I have distilled a problem I had which made me figure out what is happening, but still not exactly why.
int main() {
unsigned int a = 2;
char c[2] = {};
char* p = &c[1];
return p[1 - a];
}
It is a bit clearer when the last line is rewritten.
return *(p + (1 - a)); /* equivalent */
return *(p + 1 - a); /* works */
return *(p + (1 - (int)a)); /* works */
I'm surprised that the compiler doesn't remove the parenthesis internally. And more so that it apparently tries to hold a temporary negative result of type unsigned int. Unless that's not the reason for segmentation fault here. In the assembler output there is only little difference between code with and without parenthesis.
- movl $1, %eax
- subl -12(%rbp), %eax
- movl %eax, %edx
+ movl -12(%rbp), %eax
+ movl $1, %edx
+ subq %rax, %rdx
This is all about the C coercion rules. The expression 1-a is treated as an unsigned int, and results in an underflow. The compiler cannot remove the parentheses because you're mixing types. Consider your cases:
return *(p + (1 - a)); /* equivalent */
Calculates 1-a first, but treats it as an unsigned int. This underflows the unsigned type, and returns the maximum value for an unsigned int. This is then added to the pointer, resulting in a dereferencing a pointer to something like p+(1<<31), if unsigned int is 32-bit. This is not likely to be a valid memory location.

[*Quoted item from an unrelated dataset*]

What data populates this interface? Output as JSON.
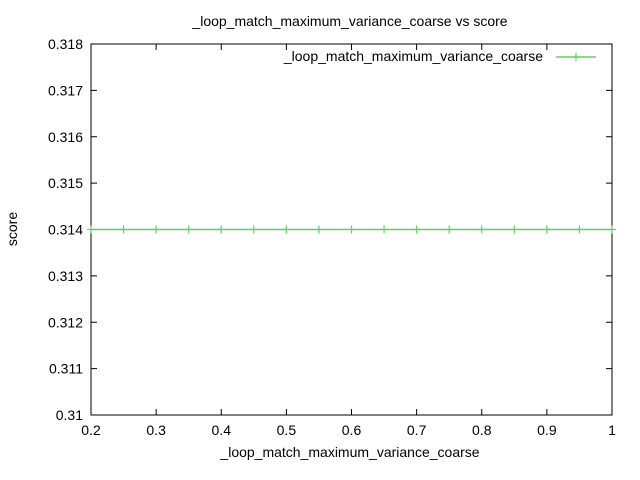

return *(p + 1 - a); /* works */
This calculates p+1 and then subtracts a from it, resulting in dereferencing p-1. This is technically undefined behavior, but will probably (in most implementations) reference a valid memory location on the stack.
return *(p + (1 - (int)a)); /* works */
This coerces a to a signed int, and then calculates 1-a, which is -1. You then dereference p-1.